Another longtime ad industry executive -- Kevin Lee, executive chairman and founder of Didit -- felt the same way, but expanded on the thought. 

“The common thread that simultaneously creates a lot of the efficiencies and monopolistic power is Google’s identity graph, having the anonymized identifier and knowing the preferences,” Lee said. “There are only three companies that do this, Google, Meta, and Amazon. They each have different datasets.”

Google not only owns the companies that serve the ads, but has the underlying data to serve them in a more relevant way. Ecosystems need a middleman.

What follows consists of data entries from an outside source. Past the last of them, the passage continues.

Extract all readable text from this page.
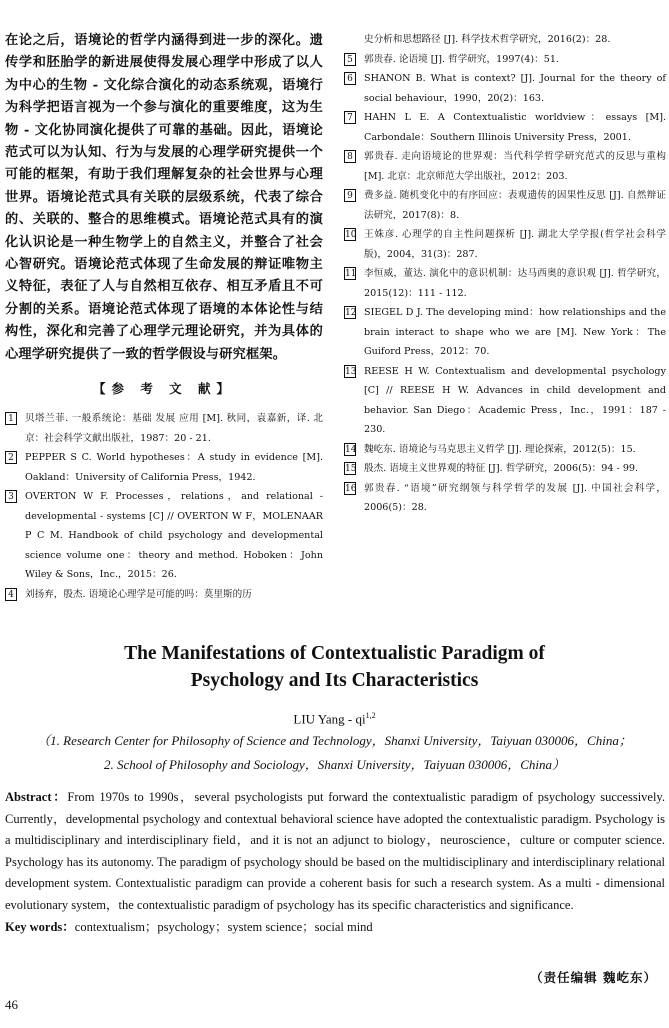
在论之后，语境论的哲学内涵得到进一步的深化。遗传学和胚胎学的新进展使得发展心理学中形成了以人为中心的生物 - 文化综合演化的动态系统观，语境行为科学把语言视为一个参与演化的重要维度，这为生物 - 文化协同演化提供了可靠的基础。因此，语境论范式可以为认知、行为与发展的心理学研究提供一个可能的框架，有助于我们理解复杂的社会世界与心理世界。语境论范式具有关联的层级系统，代表了综合的、关联的、整合的思维模式。语境论范式具有的演化认识论是一种生物学上的自然主义，并整合了社会心智研究。语境论范式体现了生命发展的辩证唯物主义特征，表征了人与自然相互依存、相互矛盾且不可分割的关系。语境论范式体现了语境的本体论性与结构性，深化和完善了心理学元理论研究，并为具体的心理学研究提供了一致的哲学假设与研究框架。

【参 考 文 献】
1	贝塔兰菲. 一般系统论：基础 发展 应用 [M]. 秋同，袁嘉新，译. 北京：社会科学文献出版社，1987：20 - 21.
2	PEPPER S C. World hypotheses：A study in evidence [M]. Oakland：University of California Press，1942.
3	OVERTON W F. Processes，relations，and relational - developmental - systems [C] // OVERTON W F，MOLENAAR P C M. Handbook of child psychology and developmental science volume one：theory and method. Hoboken：John Wiley & Sons，Inc.，2015：26.
4	刘扬弃，殷杰. 语境论心理学是可能的吗：莫里斯的历
史分析和思想路径 [J]. 科学技术哲学研究，2016(2)：28.
5	郭贵春. 论语境 [J]. 哲学研究，1997(4)：51.
6	SHANON B. What is context? [J]. Journal for the theory of social behaviour，1990，20(2)：163.
7	HAHN L E. A Contextualistic worldview：essays [M]. Carbondale：Southern Illinois University Press，2001.
8	郭贵春. 走向语境论的世界观：当代科学哲学研究范式的反思与重构 [M]. 北京：北京师范大学出版社，2012：203.
9	费多益. 随机变化中的有序回应：表观遗传的因果性反思 [J]. 自然辩证法研究，2017(8)：8.
10 王姝彦. 心理学的自主性问题探析 [J]. 湖北大学学报(哲学社会科学版)，2004，31(3)：287.
11 李恒威，董达. 演化中的意识机制：达马西奥的意识观 [J]. 哲学研究，2015(12)：111 - 112.
12 SIEGEL D J. The developing mind：how relationships and the brain interact to shape who we are [M]. New York：The Guiford Press，2012：70.
13 REESE H W. Contextualism and developmental psychology [C] // REESE H W. Advances in child development and behavior. San Diego：Academic Press，Inc.，1991：187 - 230.
14 魏屹东. 语境论与马克思主义哲学 [J]. 理论探索，2012(5)：15.
15 殷杰. 语境主义世界观的特征 [J]. 哲学研究，2006(5)：94 - 99.
16 郭贵春. “语境”研究纲领与科学哲学的发展 [J]. 中国社会科学，2006(5)：28.
The Manifestations of Contextualistic Paradigm of
Psychology and Its Characteristics
LIU Yang - qi$^{1,2}$
（1. Research Center for Philosophy of Science and Technology，Shanxi University，Taiyuan 030006，China；
2. School of Philosophy and Sociology，Shanxi University，Taiyuan 030006，China）
Abstract：From 1970s to 1990s，several psychologists put forward the contextualistic paradigm of psychology successively. Currently，developmental psychology and contextual behavioral science have adopted the contextualistic paradigm. Psychology is a multidisciplinary and interdisciplinary field，and it is not an adjunct to biology，neuroscience，culture or computer science. Psychology has its autonomy. The paradigm of psychology should be based on the multidisciplinary and interdisciplinary relational development system. Contextualistic paradigm can provide a coherent basis for such a research system. As a multi - dimensional evolutionary system，the contextualistic paradigm of psychology has its specific characteristics and significance.
Key words：contextualism；psychology；system science；social mind
（责任编辑 魏屹东）
46
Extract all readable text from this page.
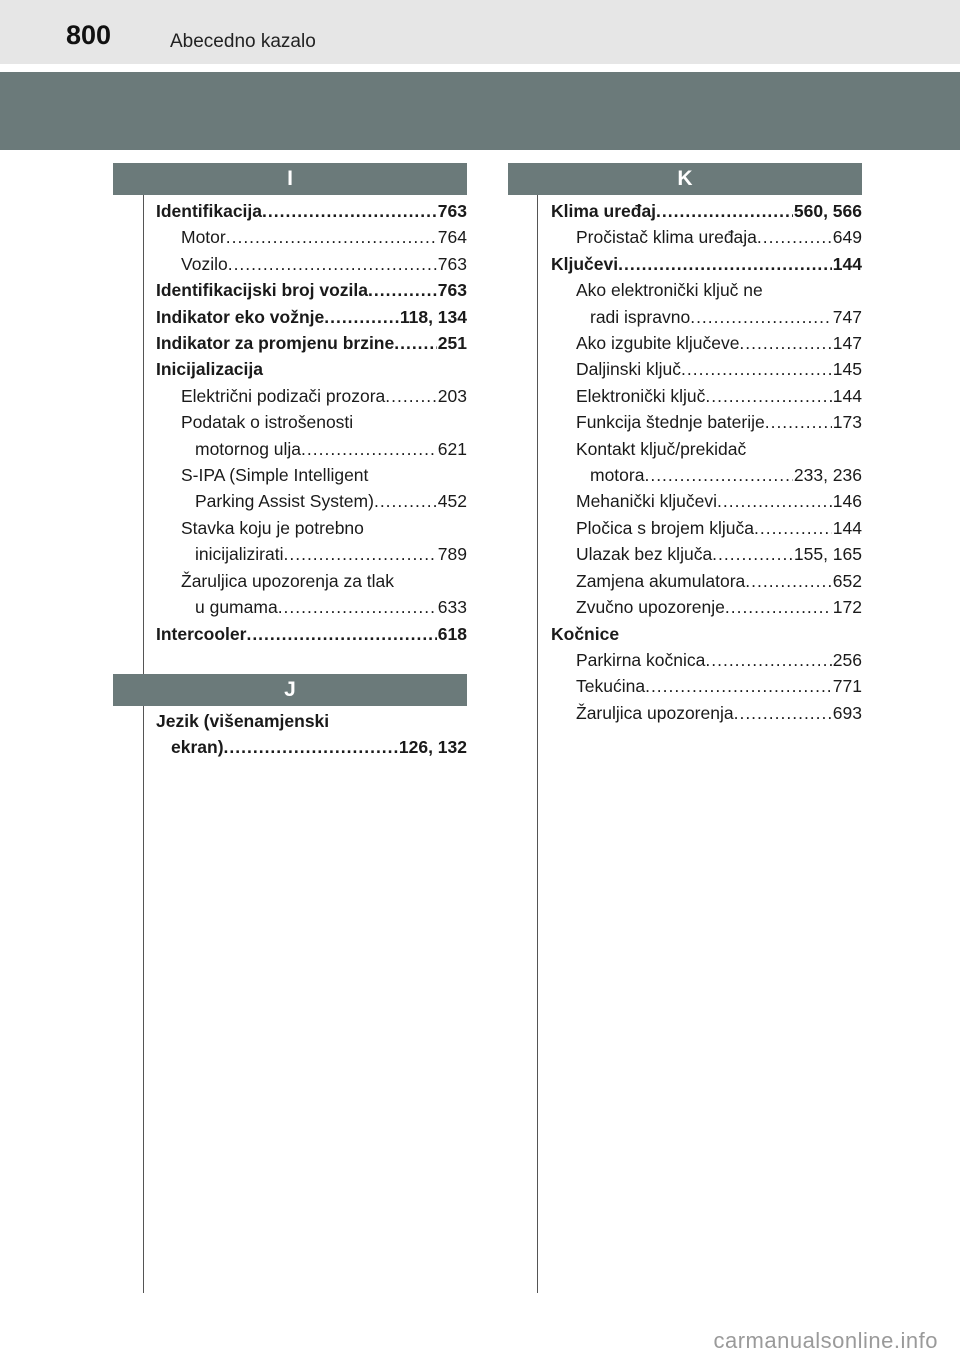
800	Abecedno kazalo
I
Identifikacija .....	763
Motor .....	764
Vozilo .....	763
Identifikacijski broj vozila .....	763
Indikator eko vožnje .....	118, 134
Indikator za promjenu brzine ..... 251
Inicijalizacija
Električni podizači prozora .....	203
Podatak o istrošenosti
motornog ulja .....	621
S-IPA (Simple Intelligent
Parking Assist System) .....	452
Stavka koju je potrebno
inicijalizirati .....	789
Žaruljica upozorenja za tlak
u gumama .....	633
Intercooler .....	618
J
Jezik (višenamjenski
ekran) .....	126, 132
K
Klima uređaj .....	560, 566
Pročistač klima uređaja .....	649
Ključevi .....	144
Ako elektronički ključ ne
radi ispravno .....	747
Ako izgubite ključeve .....	147
Daljinski ključ .....	145
Elektronički ključ .....	144
Funkcija štednje baterije .....	173
Kontakt ključ/prekidač
motora .....	233, 236
Mehanički ključevi .....	146
Pločica s brojem ključa .....	144
Ulazak bez ključa .....	155, 165
Zamjena akumulatora .....	652
Zvučno upozorenje .....	172
Kočnice
Parkirna kočnica .....	256
Tekućina .....	771
Žaruljica upozorenja .....	693
carmanualsonline.info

But does one company need to own the browser, the search engine, the social network, the ad server and other platforms in the ad stack, so it makes revenue every step of the way?

"I don't anticipate Google making any changes until they have a chance to appeal it," Lee said. "One could argue from an investor perspective that Google could be worth more broken up. From a consumer perspective, being deemed a monopoly could be a positive thing for competitors. Google has become a one-stop location to buy any inventory you want, which promotes a monopolistic behavior."

Lee said the bigger question becomes will it get kicked up to the Supreme court and they agree.

While there are pros and cons to both sides, monopolistic or not, Lee said the middleman in the ecosystem that connects the supply to the demand is really important. A court will need to determine if the way Google acts as a middleman provides an unfair advantage. 

"Just because you have monopolistic power doesn't mean you exercise it," Lee said.

Elise Phillips, policy counsel at Public Knowledge, could not have been happier with the news.

“I am thrilled that Judge Brinkema has ruled that Google is a monopolist in the digital advertising space,” she wrote in prepared remarks. “This ruling is a major victory for consumer choice. The judge’s ruling confirms that Google has abused its dominant market position to rig the market in its own favor, stifling innovation and shutting out rivals.”